What can medicine do to improve the quality of patient care around the world? That is, at its heart, the question that author Atul Gawande throws at readers and practitioners alike. "We can do better," he tells us, and thus begat the title: BETTER.
Having thoroughly enjoyed Complications, I decided to check out Dr. Gawande's other writings and was pleasantly surprised to find this collection of stories. Although both Complications and Better are short story compilations,
Complications lacked cohesiveness whereas Better had no such problems.
Leading us down simple and often shocking paths, Gawande gives us complicated facts but in laymen's terms. The simplest would be his chapter on hand washing, and how effective it can be for preventing the spread of infection, especially such newly dangerous things as MRSA, an antibiotic resistant bacterial strain that is killing hospital patients far too often. The ease with which its spread is preventable is as simple as a hand cleanser, yet getting doctors (and other medical staff) to do this is nearly impossible. "We can do better."
The beleaguered medical malpractice insurance requirements that plague every doctors pocketbook is hit hard upon, including a look at why it is necessary and why the system is headed for deep trouble. "We can do better."
Probably the most telling chapters were directed at Dr. Gawande's return to India (his national homeland). Polio is on the run and is nearly extinct as a disease. Yet in small Indian provinces, occasional "hot spots" flare up and a band of less than 10 medical men and women must vaccinate over 4 million children in less than two weeks. And they do it. Gawande tells us if this is possible, can't the U.S. do better at fighting infection? The other striking aspect is how India's doctors often work with substandard supplies (or minimal) on dangerous cases. Or perform a surgery they've never done before or are ill equipped to handle. But handle it they do. One such case involved a boy with hydrocephalus ("water on the brain" caused by a build up of cerebral spinal fluid). No physicians at the hospital Gawande visited had ever done a shunt, the procedure necessary to relieve the pressure. But they eventually do a makeshift surgery that saves the boys life "using about as few supplies as I'd use for a suture repair." Quite an eye-opener. "We can do better."

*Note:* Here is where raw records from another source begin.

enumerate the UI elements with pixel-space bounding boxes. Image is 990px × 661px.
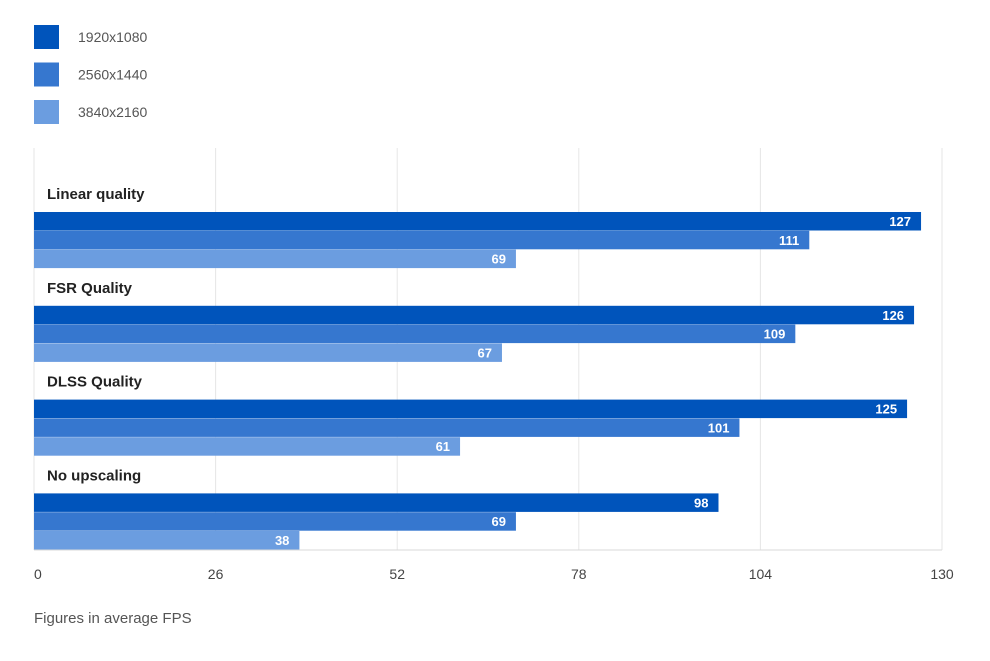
- bar: [34, 531, 300, 550]
- legend-label-3840x2160: 3840x2160: [78, 104, 148, 120]
- bar: [34, 493, 719, 512]
- bar-value-label: 69: [491, 252, 505, 267]
- bar-value-label: 109: [764, 327, 786, 342]
- group-label: FSR Quality: [47, 280, 133, 297]
- bars: 127 111 69 126 109 67 125 101 61 98 69 38: [34, 212, 922, 550]
- group-label: Linear quality: [47, 186, 145, 203]
- bar-value-label: 101: [708, 420, 730, 435]
- group-label: DLSS Quality: [47, 374, 143, 391]
- bar: [34, 512, 516, 531]
- bar: [34, 343, 502, 362]
- legend-swatch-1920x1080: [34, 25, 59, 49]
- x-tick-label: 52: [389, 566, 405, 582]
- x-tick-label: 130: [930, 566, 954, 582]
- bar-value-label: 61: [436, 439, 450, 454]
- legend: 1920x1080 2560x1440 3840x2160: [34, 25, 148, 124]
- bar: [34, 399, 908, 419]
- bar-value-label: 127: [889, 214, 911, 229]
- bar-value-label: 125: [875, 402, 897, 417]
- bar-value-label: 38: [275, 533, 289, 548]
- bar: [34, 437, 461, 456]
- bar: [34, 305, 915, 325]
- x-tick-label: 26: [208, 566, 224, 582]
- bar-value-label: 126: [882, 308, 904, 323]
- footnote: Figures in average FPS: [34, 610, 192, 627]
- legend-label-2560x1440: 2560x1440: [78, 67, 148, 83]
- legend-swatch-3840x2160: [34, 100, 59, 124]
- x-tick-label: 78: [571, 566, 587, 582]
- legend-label-1920x1080: 1920x1080: [78, 29, 148, 45]
- x-axis: 0 26 52 78 104 130: [34, 566, 954, 582]
- x-tick-label: 104: [749, 566, 773, 582]
- group-labels: Linear quality FSR Quality DLSS Quality No …: [47, 186, 145, 484]
- bar-value-label: 98: [694, 495, 708, 510]
- group-label: No upscaling: [47, 467, 141, 484]
- bar: [34, 230, 810, 250]
- bar: [34, 324, 796, 344]
- bar-value-label: 69: [491, 514, 505, 529]
- bar: [34, 418, 740, 437]
- bar-value-label: 111: [779, 233, 799, 248]
- legend-swatch-2560x1440: [34, 62, 59, 87]
- bar: [34, 212, 922, 231]
- x-tick-label: 0: [34, 566, 42, 582]
- bar: [34, 249, 516, 269]
- bar-value-label: 67: [478, 345, 492, 360]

The chapters on CF (cystic fibrosis) are exceptionally well rendered as we learn that doing better at one thing can have huge benefits. When physicians focus all of their talents on cystic fibrosis, the result was astounding. Life expectancy for CF patients jumped from 17 years of age to over 40. And now it looks like they may very well be able to live into the 70s. It isn't some new super-drug that's extending these peoples lives, but looking at the disease process in terms of better treatment strategies; living proof that doing "Better" can help medicine achieve miraculous results.
Atul Gawande is to be commended for writing a book that flays open the medical system and exposes the diseases beneath; diseases that we can do better at.